The builders of Water Tower Place acquired the rights to use the Ritz-Carlton name and logo when they opened a hotel in the tower in 1975. This was before the modern Ritz-Carlton chain was established in the mid-1980s, using the same name and logo, which have been around since the early 20th Century, in use at various hotels. Also under terms of the agreement, no other hotel was permitted to use the Ritz-Carlton name in the Chicago area while the agreement was still in effect, meaning that the modern Ritz-Carlton chain was never able to operate a hotel in Chicago, only a nearby condominium, which they built in 2012.
So that their hotel would be part of a chain, the owners of Water Tower Place contracted Four Seasons Hotels to manage the hotel in 1977. It was not part of the global Ritz-Carlton chain, despite its name and use of the lion logo. In 1985 the number of guest rooms was reduced to 435.

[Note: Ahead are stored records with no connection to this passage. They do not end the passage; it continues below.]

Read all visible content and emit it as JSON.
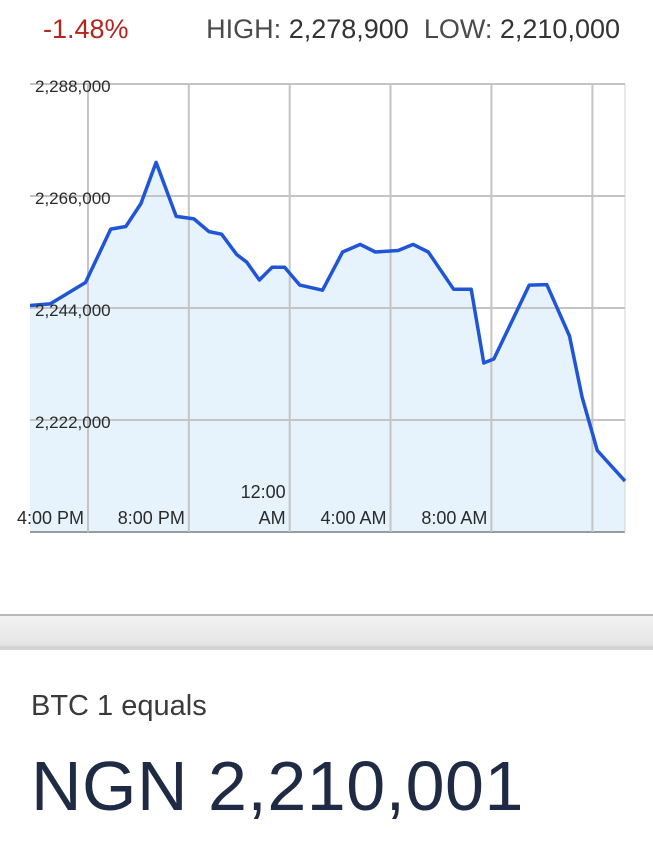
{
  "header": {
    "change": "-1.48%",
    "high_label": "HIGH:",
    "high_value": "2,278,900",
    "low_label": "LOW:",
    "low_value": "2,210,000"
  },
  "chart_data": {
    "type": "area",
    "y_tick_labels": [
      "2,288,000",
      "2,266,000",
      "2,244,000",
      "2,222,000"
    ],
    "y_ticks": [
      2288000,
      2266000,
      2244000,
      2222000
    ],
    "ylim": [
      2200000,
      2288000
    ],
    "x_tick_labels": [
      "4:00 PM",
      "8:00 PM",
      "12:00 AM",
      "4:00 AM",
      "8:00 AM"
    ],
    "xlim_hours": [
      -6.3,
      17.3
    ],
    "x_ticks_hours": [
      -4,
      0,
      4,
      8,
      12
    ],
    "grid": true,
    "line_color": "#1f55d6",
    "fill_color": "#e6f3fc",
    "series": [
      {
        "x_hours": [
          -6.3,
          -5.5,
          -4.1,
          -3.1,
          -2.5,
          -1.9,
          -1.3,
          -0.5,
          0.2,
          0.8,
          1.3,
          1.9,
          2.3,
          2.8,
          3.3,
          3.8,
          4.4,
          5.3,
          6.1,
          6.8,
          7.4,
          8.3,
          8.9,
          9.5,
          10.5,
          11.2,
          11.7,
          12.1,
          13.5,
          14.2,
          15.1,
          15.6,
          16.2,
          17.3
        ],
        "values": [
          2244500,
          2244800,
          2249000,
          2259500,
          2260000,
          2264500,
          2272600,
          2262000,
          2261500,
          2259000,
          2258500,
          2254500,
          2253000,
          2249500,
          2252000,
          2252000,
          2248500,
          2247500,
          2255000,
          2256500,
          2255000,
          2255300,
          2256500,
          2255000,
          2247700,
          2247700,
          2233200,
          2234000,
          2248500,
          2248600,
          2238500,
          2226500,
          2216000,
          2210000
        ]
      }
    ]
  },
  "conversion": {
    "label": "BTC 1 equals",
    "result": "NGN 2,210,001"
  }
}
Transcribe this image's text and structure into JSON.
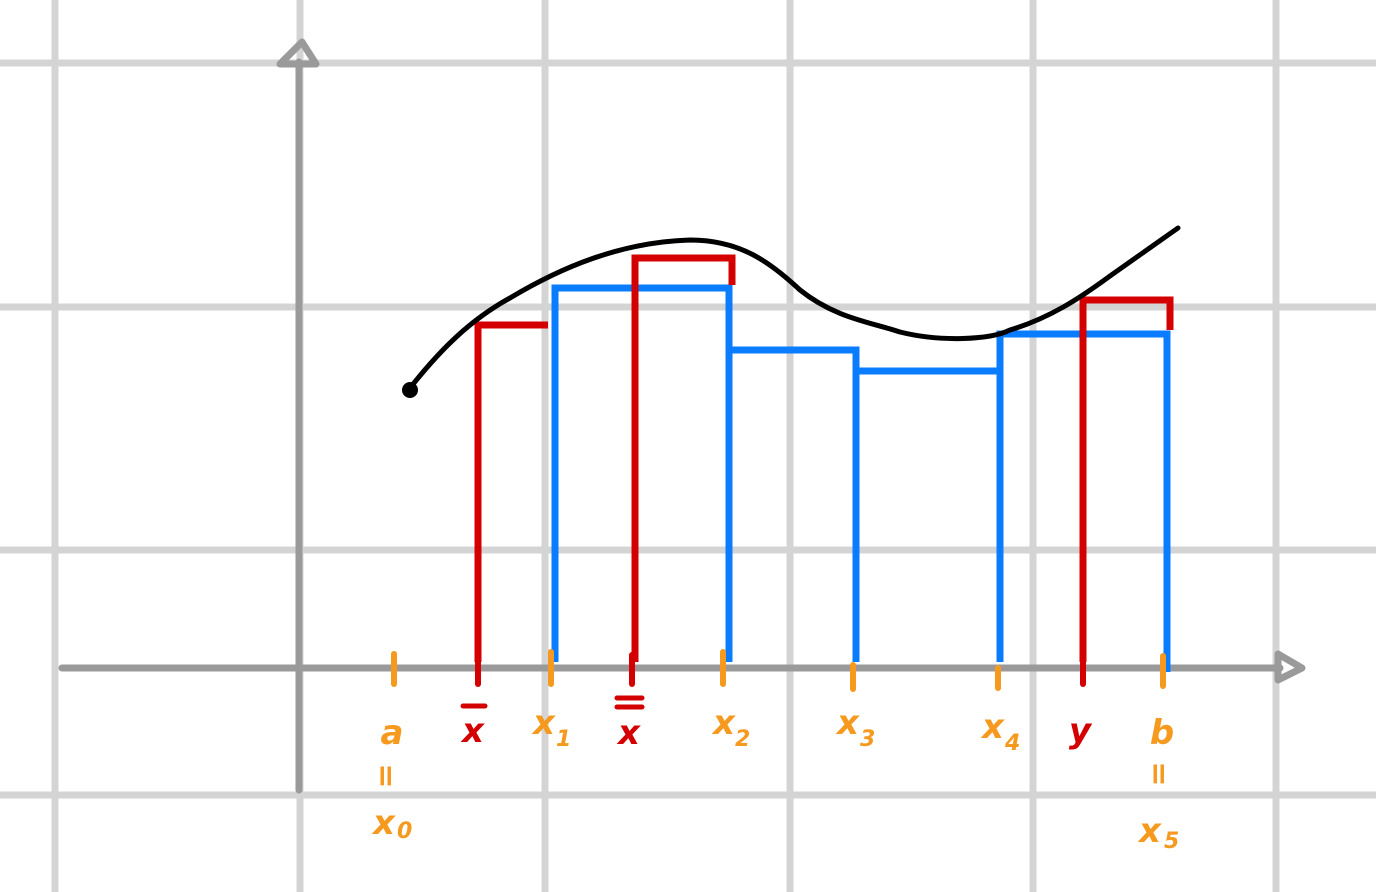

On August 1, 2015, The Ritz Carlton Chicago ceased being a Four Seasons property and converted management and operation to Sage Hospitality of Denver, operated as a full member of The Ritz-Carlton Hotel Company LLC, and participating in and marketed with the rest of The Ritz-Carlton properties.
Water Tower Place continues to be a shopping destination due to its size and its wide variety of shops, despite only having one anchor. The stores include three of Abercrombie & Fitch's stores (Hollister Co., abercrombie Kids, and Abercrombie & Fitch). American Eagle Outfitters opened in fall 2007. Chocolatier Godiva has a location in the mall. Other retailers include Lego, Banana Republic, Lacoste, Victoria's Secret, Sephora, CUSP, Chico's, Ann Taylor, White House Black Market, J. Jill, Oakley, Finish Line, Inc., LIDS, Aldo, Coach, Forever 21 and the official Chicago Cubs Clubhouse Shop.
The eight-level mall has over 100 shops, including Macy's (formerly a branch of the renowned Marshall Field's), the flagship American Girl store, a live theatre, and several restaurants, arranged around a chrome-and-glass atrium with glass elevators. It was one of the first vertical malls in the world, although along North Michigan Avenue it has been joined by The Shops at North Bridge and the Avenue Atrium (better known as 900 North Michigan), both of which contain higher end retail mixes.